The Importance of Financial Services
When people think of financial services, they may think of banks, brokers and mortgage lenders. But those are just three of the many sectors that comprise this expansive industry. It includes insurance companies, securities traders, investors and Wall Street. In addition to serving consumers, the industry also provides support for small businesses and large corporations as well as the government.
Financial services help to channel cash from savers to borrowers, redistribute risk and add value to the pool of funds. Examples of this include aggregating savings from depositors, investing those funds and lending them to borrowers; managing investment assets such as securities; transforming or repackaging funds (e.g. through securitization); facilitating the purchase and sale of commodities; administering payment systems; and providing advice and investment management.
The financial services sector is vital to the economy.
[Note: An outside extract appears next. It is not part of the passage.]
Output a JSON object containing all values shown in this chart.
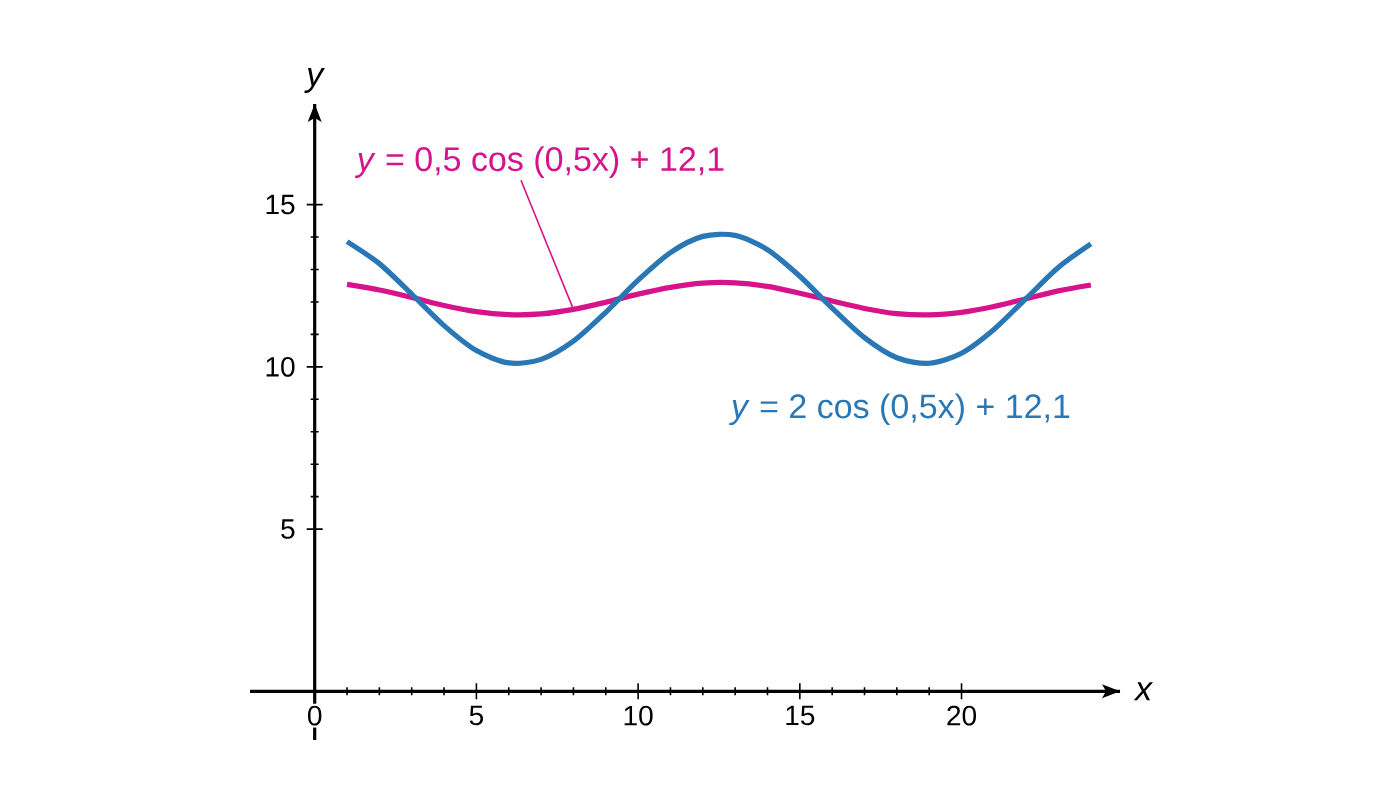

When it is strong, consumer confidence and purchasing power increase. This sector also contributes to economic growth by promoting domestic and foreign trade. In addition, it helps to provide the means to buy goods and services that would otherwise be unavailable.
Financial services providers like banks play an important role in boosting the growth of the economy by ensuring that companies have adequate funds to boost their production and hence, reap more profits. This is done by making credit available to them at reasonable rates. In addition, financial services promote entrepreneurship by encouraging businessmen to start new ventures. They are also instrumental in reducing poverty in less developed areas by offering fiscal and monetary incentives, such as tax breaks and cheaper credit.